Mutlak varlık üzerinde özgür felsefi araştırmayı olanaklı kılan , yalnızca metafiziğin gerçekliği değil aynı zamanda insanın , dikkatli ve titizce , keskin belirlenebilen sınırlar içinde kalarak , bütün şeylerin temelini bilmeyi sağlayan bilgi araçlarına da sahip olmasıdır . Bu gerçi her zaman eksik , ama somut , apaçık ve objesine uygun bir bilgidir . Ve insan kendi kişiliğinde şeylerin temelinden pay ama , şeylerin temeline katılma yeteneğini de taşır . Bunun nasıl olanaklı olduğu burada gösterilecektir .
İnsan üç türlü bilme yetkisiyle donatılmıştır: egemen olmanın yada başarının bilgisi , öz bilgisi ve metafizik bilgi . Bu üç tür bilginin hiç biri kendisi için değildir . Her bilgi türü belli bir varolanın , ya nesnelerin , ya insanın kendisinin yada mutlak olanın şekillendirilmesi amacını güder .
I
Bilgini birinci türü , başarı ve egemenliğin bilgisi , insanın doğa , toplum ve tarih üzerinde teknik güce erişmesini sağlar . Bu , bütün Batı uygarlığını taşıyan pozitif uzmanlık bilimlerinin bilgisidir .
Bu bilginin en yüksek amacı , bizi çevreleyen ve belli sınıflar içinde düzenlenmiş görünüşlerin zaman uzay bağıntısının yasalarını; görünüşlerin rastlantısal şimdi burada böyle olma'larının yasalarını ortaya çıkarmaktadır . Biz bu tür yasaları , dünya ve kendimiz üzerinde egemenlik kazanmak için bulmaya çalışırız . Ancak yasalara bağlı olarak yinelenen olaylar önceden bilinebilir ve ancak önceden bilinen olaylar üzerinde egemenlik kurulabilir . Bu tür yasaları bulmak kolay değildir; bilim her gün bunların yenilerini keşfetmekte ve eskileri değişikliğe uğratmaktadır . Fakat bu tür yasalar bulmak ilkece olanaklıdır . Bunun nedeni , her tür gözlem ve ölçmeyi olanaklı kılan görme , işitme , koklama gibi duyusal işlevlerin bütün canlılarda itki ve ihtiyaç sistemi yönünden gelişmiş olmasındandır . Örneğin en hafif bir hışırtıyı duyabilen kertenkele bir silah sesini duyamaz . Her canlı dünyada ancak “benzer nedenler , benzer etkiler” kuralına göre aynı biçimde tekrarlanan öğeler alanı üzerinde güç ve egemenlik kurabilir . Bu yüzden , insanı da içine almak üzere her hayvanın duyusal deneyi dünyanın benzersizlerden çok benzer öğelerini algılama yasasınca yönetilir .

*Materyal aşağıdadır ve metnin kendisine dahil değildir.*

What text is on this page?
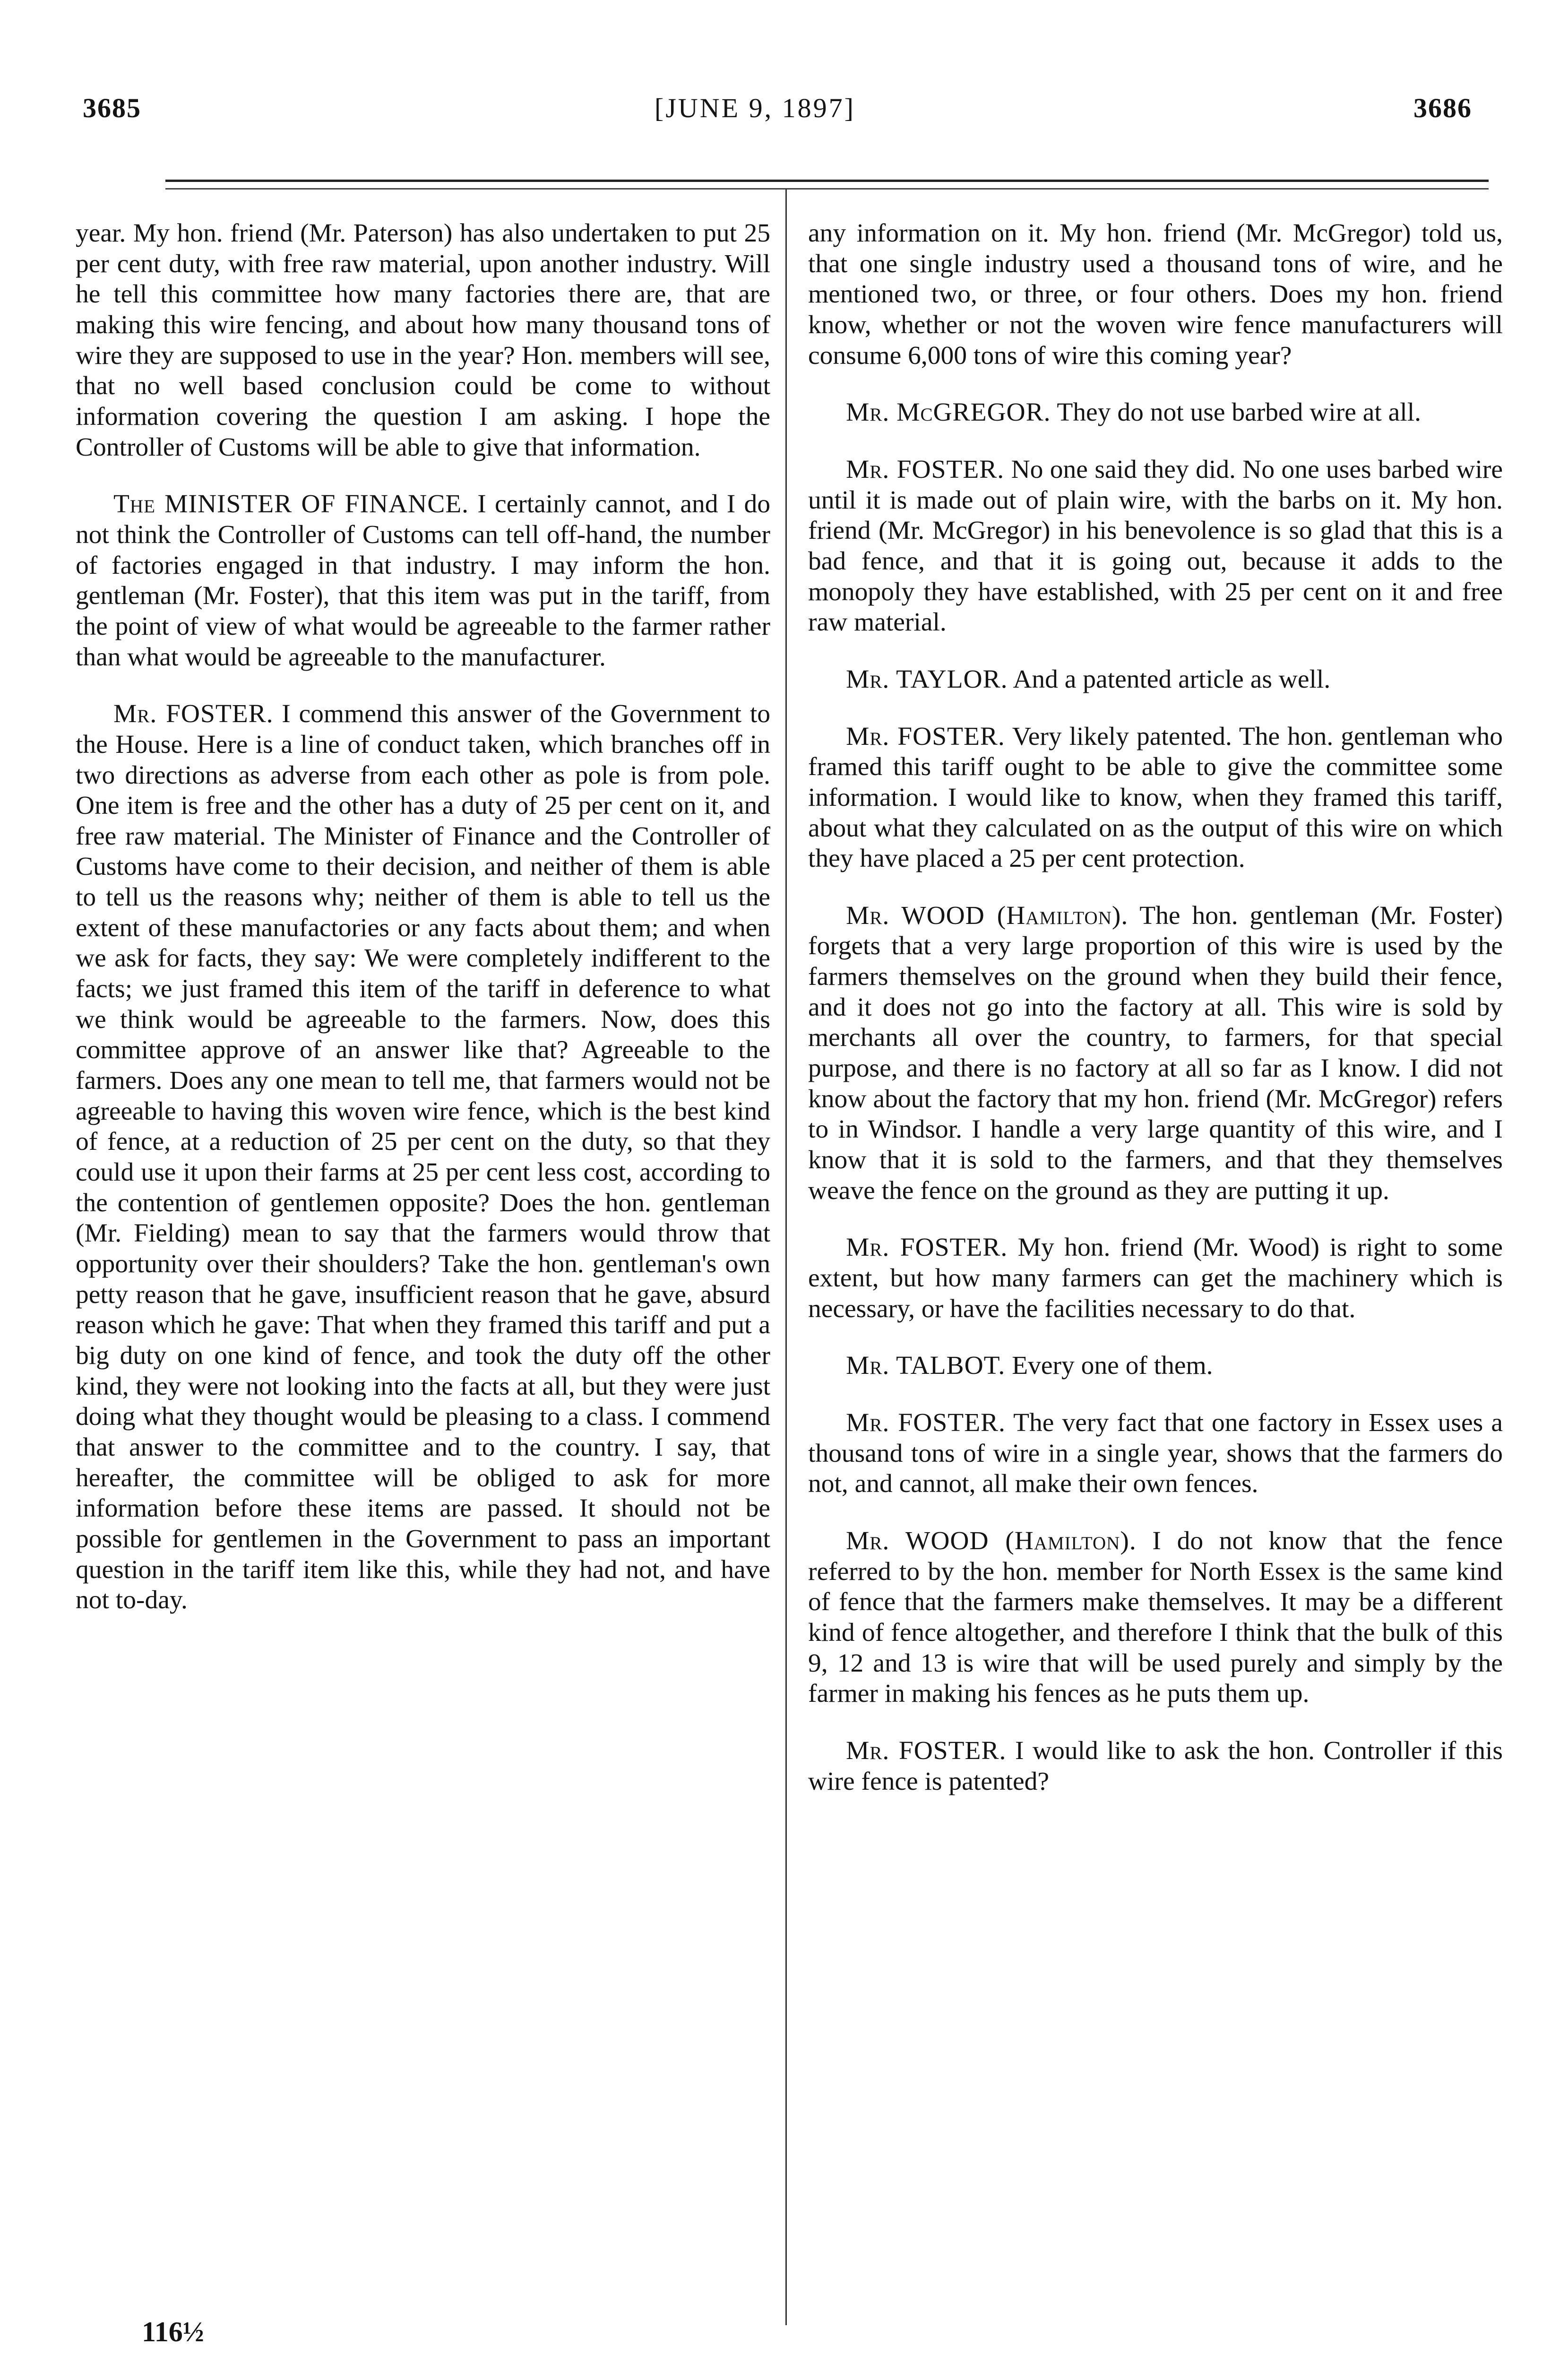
3685	[JUNE 9, 1897]	3686

year. My hon. friend (Mr. Paterson) has also undertaken to put 25 per cent duty, with free raw material, upon another industry. Will he tell this committee how many factories there are, that are making this wire fencing, and about how many thousand tons of wire they are supposed to use in the year? Hon. members will see, that no well based conclusion could be come to without information covering the question I am asking. I hope the Controller of Customs will be able to give that information.

The MINISTER OF FINANCE. I certainly cannot, and I do not think the Controller of Customs can tell off-hand, the number of factories engaged in that industry. I may inform the hon. gentleman (Mr. Foster), that this item was put in the tariff, from the point of view of what would be agreeable to the farmer rather than what would be agreeable to the manufacturer.

Mr. FOSTER. I commend this answer of the Government to the House. Here is a line of conduct taken, which branches off in two directions as adverse from each other as pole is from pole. One item is free and the other has a duty of 25 per cent on it, and free raw material. The Minister of Finance and the Controller of Customs have come to their decision, and neither of them is able to tell us the reasons why; neither of them is able to tell us the extent of these manufactories or any facts about them; and when we ask for facts, they say: We were completely indifferent to the facts; we just framed this item of the tariff in deference to what we think would be agreeable to the farmers. Now, does this committee approve of an answer like that? Agreeable to the farmers. Does any one mean to tell me, that farmers would not be agreeable to having this woven wire fence, which is the best kind of fence, at a reduction of 25 per cent on the duty, so that they could use it upon their farms at 25 per cent less cost, according to the contention of gentlemen opposite? Does the hon. gentleman (Mr. Fielding) mean to say that the farmers would throw that opportunity over their shoulders? Take the hon. gentleman's own petty reason that he gave, insufficient reason that he gave, absurd reason which he gave: That when they framed this tariff and put a big duty on one kind of fence, and took the duty off the other kind, they were not looking into the facts at all, but they were just doing what they thought would be pleasing to a class. I commend that answer to the committee and to the country. I say, that hereafter, the committee will be obliged to ask for more information before these items are passed. It should not be possible for gentlemen in the Government to pass an important question in the tariff item like this, while they had not, and have not to-day.

any information on it. My hon. friend (Mr. McGregor) told us, that one single industry used a thousand tons of wire, and he mentioned two, or three, or four others. Does my hon. friend know, whether or not the woven wire fence manufacturers will consume 6,000 tons of wire this coming year?

Mr. McGREGOR. They do not use barbed wire at all.

Mr. FOSTER. No one said they did. No one uses barbed wire until it is made out of plain wire, with the barbs on it. My hon. friend (Mr. McGregor) in his benevolence is so glad that this is a bad fence, and that it is going out, because it adds to the monopoly they have established, with 25 per cent on it and free raw material.

Mr. TAYLOR. And a patented article as well.

Mr. FOSTER. Very likely patented. The hon. gentleman who framed this tariff ought to be able to give the committee some information. I would like to know, when they framed this tariff, about what they calculated on as the output of this wire on which they have placed a 25 per cent protection.

Mr. WOOD (Hamilton). The hon. gentleman (Mr. Foster) forgets that a very large proportion of this wire is used by the farmers themselves on the ground when they build their fence, and it does not go into the factory at all. This wire is sold by merchants all over the country, to farmers, for that special purpose, and there is no factory at all so far as I know. I did not know about the factory that my hon. friend (Mr. McGregor) refers to in Windsor. I handle a very large quantity of this wire, and I know that it is sold to the farmers, and that they themselves weave the fence on the ground as they are putting it up.

Mr. FOSTER. My hon. friend (Mr. Wood) is right to some extent, but how many farmers can get the machinery which is necessary, or have the facilities necessary to do that.

Mr. TALBOT. Every one of them.

Mr. FOSTER. The very fact that one factory in Essex uses a thousand tons of wire in a single year, shows that the farmers do not, and cannot, all make their own fences.

Mr. WOOD (Hamilton). I do not know that the fence referred to by the hon. member for North Essex is the same kind of fence that the farmers make themselves. It may be a different kind of fence altogether, and therefore I think that the bulk of this 9, 12 and 13 is wire that will be used purely and simply by the farmer in making his fences as he puts them up.

Mr. FOSTER. I would like to ask the hon. Controller if this wire fence is patented?

116½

Bu olguya dayanarak günümüzde fizikçiler son , en küçük parçacıklara ait doğa yasalarını salt statik türden , “büyük sayı”'nın yasaları olarak görme eğilimindedirler . Geleneksel fiziğin zorunluluk yasalarına ise insanın bir ürünü gözüyle bakılmaktadır . Bu görüşe uygun olarak , zaman uzay algısı da , Kant'ın gösterdiği gibi , kökünü duyu içeriklerinde bulmaz , tersine her türlü duyusal deneyde , bu deneyin tek tek içeriklerinin bir ön taslağı , bir şeması olarak önceden yer alır . Zaman uzay algısı somut , görülen veya düşünülen bir nesne olmadan önce , bizim bütün etkinliğimizin , eylem ve davranışta kendimizi değişikliğe uğratmamızın temelini oluşturur . Ancak sonradan biz kendi hareket temelimizi nesnelere yükler ve bunu nesnelerin hareket temeli olarak görürüz . Bütün hareket ve değişmelerin algılanabilmesini temeli olarak zaman ve uzay , son çözümlemede , insanın gerçeklik üzerinde egemenlik kurma istemine hizmet eder . Salt bir bilgi varlığının hiçbir gerçekliği yoktur . Gerçeklik hareket ve yönelişlerimizin karşısında duran , hareket ve yönelişlerimize direnç gösteren şeylerin bütünüdür . İnsanın doğal dünya görüşünde yatan ve uzun süre bilimlerin ilerlemesini engelleyen büyük yanılgı bu noktada açığa çıkar . Bu , zaman ve uzayı kendi başına varolan sonsuz “boş formlar” olarak örmenin yanılgısıdır . Buna göre , zaman ve uzay etki gücünden yoksun , bizden bağımsız olarak vardır; nesneler , madde ve enerji akımları ortadan kalksa bile zaman ve uzay varlığını sürdürür; oluş ve değişmelerin yer aldığı sonlu dünya ise bu boş formların içinde bir “ada” olarak kalır . İnsanın doğal ve bilimsel dünya anlayışındaki bütün temel varlık formları , Kant'ın sandığı gibi , yalnızca insan aklının yapısına değil , aynı zamanda insanın doğa üzerinde egemenlik kurma güdüsüne de bağlıdır .
II
İnsan bilgisinin ikinci türü , Aristoteles'in “ilk felsefe” adını verdiği , felsefi temel bilimin , diğer bir değişle varolan bütün şeylerin varlık tarzlarının , öz yapılarının bilgisidir . Kendine özgü yöntemiyle felsefi araştırmanın geniş bir alanını kapsayan ve egemenlik bilgisine bütünüyle karşıt olan bu bilgi kısa bir süre önce Edmund Husserl ve öğrencileri tarafından yeniden keşfedildi . Egemenlik bilgisinde rastlantısal dünya gerçekliklerinin zaman uzay içindeki bağıntı yasaları alınır . Öz bilgisi olan bu ikinci tür bilgide ise rastlantısal zaman uzay durumu kesinlikle dışarıda bırakılır . Bu bilginin soruları şöyledir: “Dünya nedir?”; “cisim” adı verilen şey nedir?; canlı nedir?; bitki , hayvan ve insanın değişmeyen yapısı , temel nitelikleri , özü nedir? . Yada: “düşünme” , “sevme” , “güzelliği duyma” , bu eylemleri gerçekleştiren şu veya bu insanın rastlantısal , zaman içindeki bilinç akışından bağımsız olarak ele alındığında nedir?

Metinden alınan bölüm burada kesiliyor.